At the same time Iraq’s political parties, of which Sadr and Amiri lead the two largest in a parliament, picked as prime minister designate Mohammed Allawi. Allawi failed in mid-March to form a government, tossing Iraq’s politics back into chaos.

Iran has invested heavily over the last decade and a half at co-opting politicians in Baghdad. Leaked documents in November showed how Iran has a network of agents in Iraq. This network was a key to Soleymani’s role in Iraq over the years.

Iran then sent Shamkhani to pick up where  Soleymani left off—and to fulfill what Supreme Leader Ali Khamenehi has declared to be Iran’s new priority policy—to see all American troops expelled from the region.

According to Iran’s state news agency, Shamkhani said the “countdown” to get rid of the US in Iraq has begun.

Reports from Iraq traced the meetings Shamkhani made in his rounds in Baghdad—the speaker of parliament, the president and a former prime minister, not to mention militia leaders.

“These visits are linked to several scenarios,” said Al-Ain media. “The most important is Iran’s efforts to control the process of forming the new Iraqi government, as it has done since 2003.” The failure of Allawi to form a government set the countdown to another 15 days to find another prime minister.

An unnamed Iraqi official told Al-Ain that Shamkhani was in Baghdad and Najaf.
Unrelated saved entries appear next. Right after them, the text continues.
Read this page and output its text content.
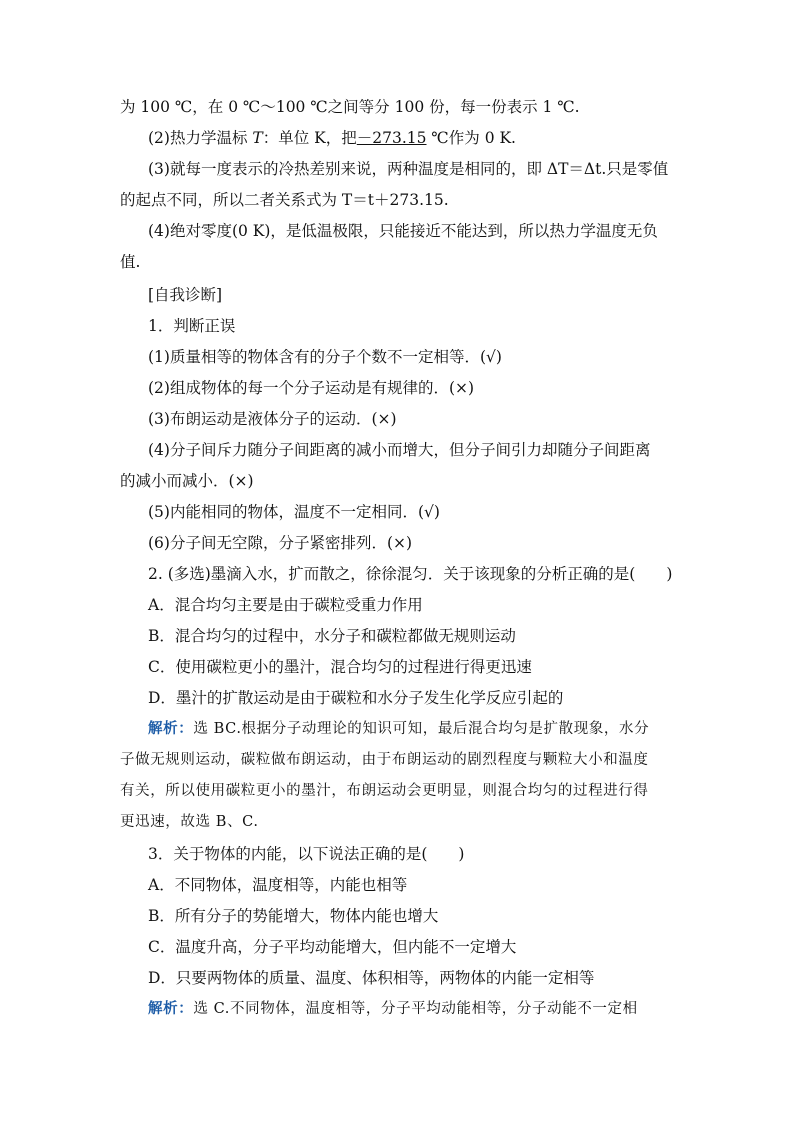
为 100 ℃，在 0 ℃～100 ℃之间等分 100 份，每一份表示 1 ℃.
(2)热力学温标 T：单位 K，把－273.15 ℃作为 0 K.
(3)就每一度表示的冷热差别来说，两种温度是相同的，即 ΔT＝Δt.只是零值
的起点不同，所以二者关系式为 T＝t＋273.15.
(4)绝对零度(0 K)，是低温极限，只能接近不能达到，所以热力学温度无负
值.
[自我诊断]
1．判断正误
(1)质量相等的物体含有的分子个数不一定相等．(√)
(2)组成物体的每一个分子运动是有规律的．(×)
(3)布朗运动是液体分子的运动．(×)
(4)分子间斥力随分子间距离的减小而增大，但分子间引力却随分子间距离
的减小而减小．(×)
(5)内能相同的物体，温度不一定相同．(√)
(6)分子间无空隙，分子紧密排列．(×)
2. (多选)墨滴入水，扩而散之，徐徐混匀．关于该现象的分析正确的是(　　)
A．混合均匀主要是由于碳粒受重力作用
B．混合均匀的过程中，水分子和碳粒都做无规则运动
C．使用碳粒更小的墨汁，混合均匀的过程进行得更迅速
D．墨汁的扩散运动是由于碳粒和水分子发生化学反应引起的
解析：选 BC.根据分子动理论的知识可知，最后混合均匀是扩散现象，水分
子做无规则运动，碳粒做布朗运动，由于布朗运动的剧烈程度与颗粒大小和温度
有关，所以使用碳粒更小的墨汁，布朗运动会更明显，则混合均匀的过程进行得
更迅速，故选 B、C.
3．关于物体的内能，以下说法正确的是(　　)
A．不同物体，温度相等，内能也相等
B．所有分子的势能增大，物体内能也增大
C．温度升高，分子平均动能增大，但内能不一定增大
D．只要两物体的质量、温度、体积相等，两物体的内能一定相等
解析：选 C.不同物体，温度相等，分子平均动能相等，分子动能不一定相
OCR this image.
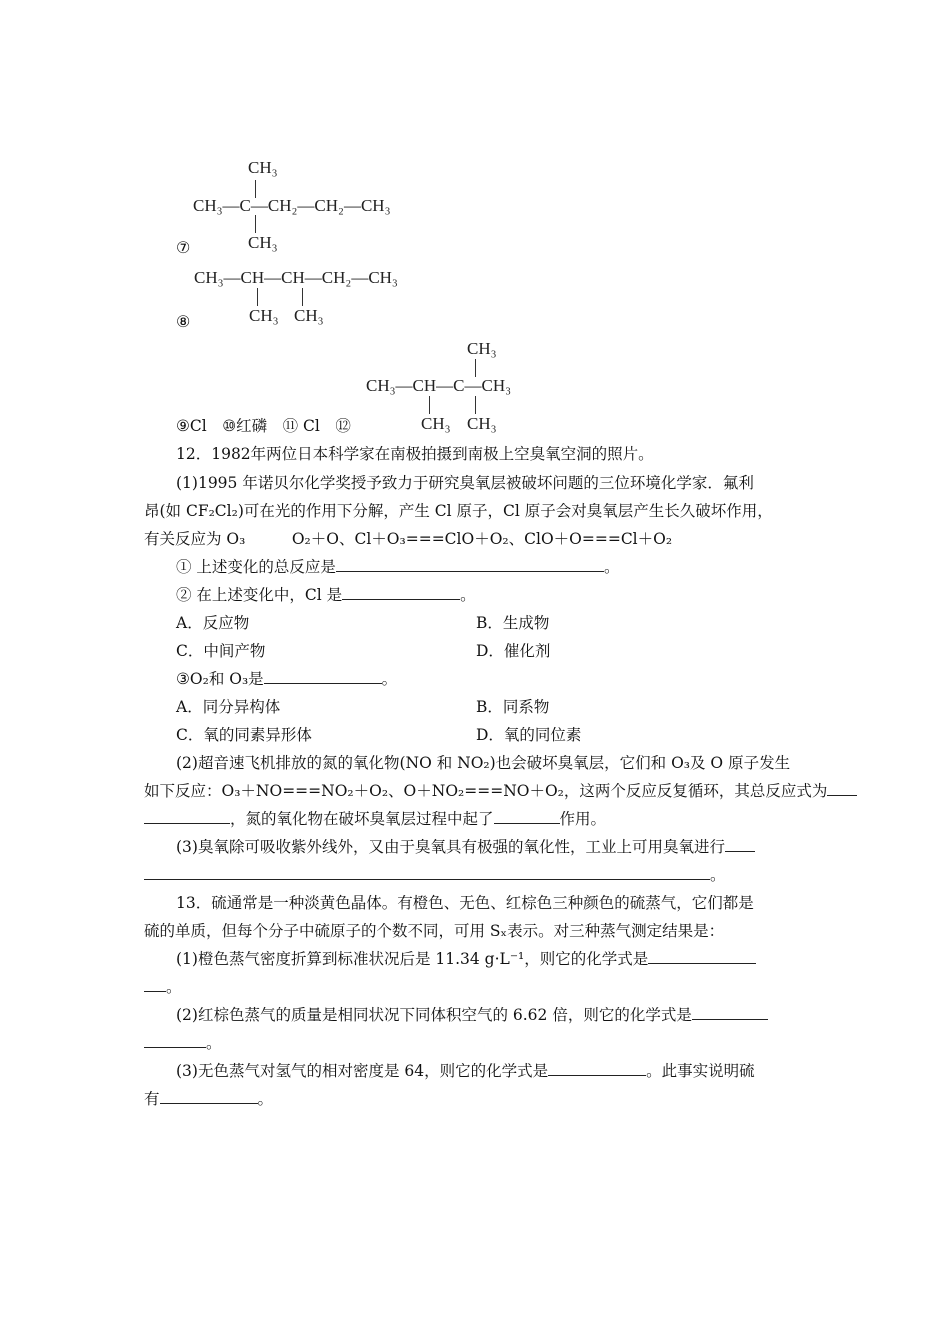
CH₃
CH₃—C—CH₂—CH₂—CH₃
CH₃
⑦
CH₃—CH—CH—CH₂—CH₃
CH₃ CH₃
⑧
CH₃
CH₃—CH—C—CH₃
CH₃ CH₃
⑨Cl　⑩红磷　⑪ Cl　⑫
12．1982年两位日本科学家在南极拍摄到南极上空臭氧空洞的照片。
(1)1995 年诺贝尔化学奖授予致力于研究臭氧层被破坏问题的三位环境化学家．氟利
昂(如 CF₂Cl₂)可在光的作用下分解，产生 Cl 原子，Cl 原子会对臭氧层产生长久破坏作用，
有关反应为 O₃　　　O₂＋O、Cl＋O₃===ClO＋O₂、ClO＋O===Cl＋O₂
① 上述变化的总反应是	。
② 在上述变化中，Cl 是	。
A．反应物	B．生成物
C．中间产物	D．催化剂
③O₂和 O₃是	。
A．同分异构体	B．同系物
C．氧的同素异形体	D．氧的同位素
(2)超音速飞机排放的氮的氧化物(NO 和 NO₂)也会破坏臭氧层，它们和 O₃及 O 原子发生
如下反应：O₃＋NO===NO₂＋O₂、O＋NO₂===NO＋O₂，这两个反应反复循环，其总反应式为
，氮的氧化物在破坏臭氧层过程中起了	作用。
(3)臭氧除可吸收紫外线外，又由于臭氧具有极强的氧化性，工业上可用臭氧进行
。
13．硫通常是一种淡黄色晶体。有橙色、无色、红棕色三种颜色的硫蒸气，它们都是
硫的单质，但每个分子中硫原子的个数不同，可用 Sₓ表示。对三种蒸气测定结果是：
(1)橙色蒸气密度折算到标准状况后是 11.34 g·L⁻¹，则它的化学式是
。
(2)红棕色蒸气的质量是相同状况下同体积空气的 6.62 倍，则它的化学式是
。
(3)无色蒸气对氢气的相对密度是 64，则它的化学式是	。此事实说明硫
有	。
He met with Dawa party head Nouri al-Maliki and also head of the Hikma movement Ammar al-Hakim. He also met Sadr. “Shamkhani oversees the process of forming the government, and is guided by Ayatollah Ali Khamenehi,” the source said. “He came to Baghdad directly to interfere in the process.”

Many differences among militias have appeared since Soleymani’s death, Al-Ain said. Hezbollah in Lebanon has been asked to assist in re-uniting the various factions.

Hezbollah sent Mohammed al-Kawtharani to Iraq and Iran in the wake of Soleymani’s death to try his best to unite the groups, without apparently achieving the desired results. The divisions “grow deeper day after day,” Al-Ain reports.

Gen. Qaani, the head of the Qods Force, was the other major figure dispatched by Tehran after Shamkhani failed.  Grand Ayatollah Ali Sistani, the main clerical figure in Iraq, refused to received Qaani, and Muqtada as-Sadr, the reigning radical in Iraq, canceled a scheduled meeting with him, stating in writing that “there should be no foreign interference in Iraq’s affairs.”

Many other political figures similarly denounced Qaani for even traveling to Baghdad, in a signal of Iran’s declining favor in Iraq.  Qaani does not speak Arabic like Soleymani and Shamkhani.